Mount Holyoke College in Massachusetts is the oldest institution of higher learning for women in the United States. Like any academic institution, it has a garage-sale assortment of hardware and a variety of "open system" requirements. Platforms include: IBM, DEC, Sun and Macintosh. Connectivity requirements range from Ethernet and heavy E-Mail demand, to file transfer and query capability.
The college installed an AS/400 B50 in 1991 which has grown to be the primary machine for administrative applications. It supports about 90 terminals and PCs under PC Support connected over a token-ring LAN. A DEC VAX 6320, with 30 nonprogrammable terminals running financial applications, is linked to the AS/400 with TCP/IP via a communications controller and an ASCII protocol converter. Both systems are on a backbone Ethernet which supports 750 assorted computing devices on campus. Any terminal can talk to any other on the network and file transfers are possible via the aforementioned TCP/IP. OfficeVision/400 delivers distributed text and word processing across the entire network. It ain't plug 'n' go, but it's undeniably open.
Down in Miami, when tourists aren't getting shot, they often escape the charms of the city to take a Royal Caribbean cruise. Royal Caribbean has worldwide communications requirements supporting 15,000 travel agents on a variety of remote systems. Additionally, RC links with various airlines' reservations systems, and supports over 1,000 in-house users. Ron Sieman, vice president of Information Technology, says: "The AS/400 connects to virtually anything. In fact, we haven't found anything it can't connect to."

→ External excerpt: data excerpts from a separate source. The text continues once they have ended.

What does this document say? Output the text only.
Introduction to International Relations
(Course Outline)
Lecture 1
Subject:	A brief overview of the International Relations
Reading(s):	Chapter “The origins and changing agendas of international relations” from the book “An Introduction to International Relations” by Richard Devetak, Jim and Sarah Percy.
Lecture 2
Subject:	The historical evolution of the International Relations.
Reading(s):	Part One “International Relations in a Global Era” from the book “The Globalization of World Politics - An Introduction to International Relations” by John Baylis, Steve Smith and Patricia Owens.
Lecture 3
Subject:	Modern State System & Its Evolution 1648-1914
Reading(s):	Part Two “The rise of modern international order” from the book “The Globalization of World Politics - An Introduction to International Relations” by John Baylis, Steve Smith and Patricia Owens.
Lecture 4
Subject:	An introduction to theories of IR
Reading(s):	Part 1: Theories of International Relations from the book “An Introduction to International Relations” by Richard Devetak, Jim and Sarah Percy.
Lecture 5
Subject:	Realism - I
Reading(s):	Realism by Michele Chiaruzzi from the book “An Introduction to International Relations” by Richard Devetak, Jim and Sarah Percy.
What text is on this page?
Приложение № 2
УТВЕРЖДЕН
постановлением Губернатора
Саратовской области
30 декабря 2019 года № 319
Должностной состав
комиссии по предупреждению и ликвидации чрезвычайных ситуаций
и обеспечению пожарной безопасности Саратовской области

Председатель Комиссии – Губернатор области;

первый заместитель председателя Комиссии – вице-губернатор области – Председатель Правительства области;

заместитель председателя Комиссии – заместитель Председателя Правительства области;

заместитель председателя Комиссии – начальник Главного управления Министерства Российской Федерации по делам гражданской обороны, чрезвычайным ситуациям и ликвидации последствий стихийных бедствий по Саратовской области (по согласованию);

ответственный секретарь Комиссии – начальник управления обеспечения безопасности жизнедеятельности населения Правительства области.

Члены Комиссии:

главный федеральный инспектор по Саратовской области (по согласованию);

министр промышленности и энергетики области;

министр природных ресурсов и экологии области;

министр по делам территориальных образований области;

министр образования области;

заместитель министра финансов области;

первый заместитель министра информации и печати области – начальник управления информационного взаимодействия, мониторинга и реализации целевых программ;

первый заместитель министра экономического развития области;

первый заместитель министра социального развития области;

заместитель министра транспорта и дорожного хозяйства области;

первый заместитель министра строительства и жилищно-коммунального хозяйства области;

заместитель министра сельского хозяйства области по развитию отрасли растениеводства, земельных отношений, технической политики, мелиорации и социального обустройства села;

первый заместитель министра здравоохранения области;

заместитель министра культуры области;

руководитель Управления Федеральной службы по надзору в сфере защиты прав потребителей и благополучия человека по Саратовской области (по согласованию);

Just to prove it, he created connections to some 2,000 assorted systems. Credit-checking is performed with outside services through the SNA protocol. Links to the airlines' reservations systems funnel through an IBM Series 1. Using token-ring and Ethernet protocols, additional links were established to numerous UNIX-based Sun, Tandem and NCR workstations.
While impressive, such a compelling tangle of cables and protocols avoids a fundamental question: Does it require an army of analysts to keep it afloat? Communications are nothing if not tricky. What is possible is not always easily doable, especially for small shops. It's no accident that among the presenters at the Open Systems Implementation Forum were a university, a Pentagon contractor, a major cruise ship company and an advanced circuitry manufacturer. None of those concerns would suffer from a shortage of specialists making Perotish salaries unscrambling the scrabble of transmission protocols. From the perspective of a more modest shop, open systems may simply be computers and peripherals that plug together and work together without thought to attendant complexities.
That brings us back to the fundamental question of just what is an open system and, parenthetically, to Richard Nixon and William Shakespeare. The unlikely duo of politician and playwright were able to answer that question much more concisely than industry pundits. Richard, with the persuasiveness of biological certainty, once said: "If it looks like a duck, walks like a duck and quacks like a duck...it must be a duck." William divined: "What's in a name? That which we call a rose by any other name would smell as sweet." (OK, so William said it better.) As applied to open systems, these men seem to be saying: Forget the labels. If you can make a system do what you want it to do, it's open enough.
Victor Rozek has 17 years of experience in the data processing industry, including seven years with IBM in Operations Management and Systems Engineering.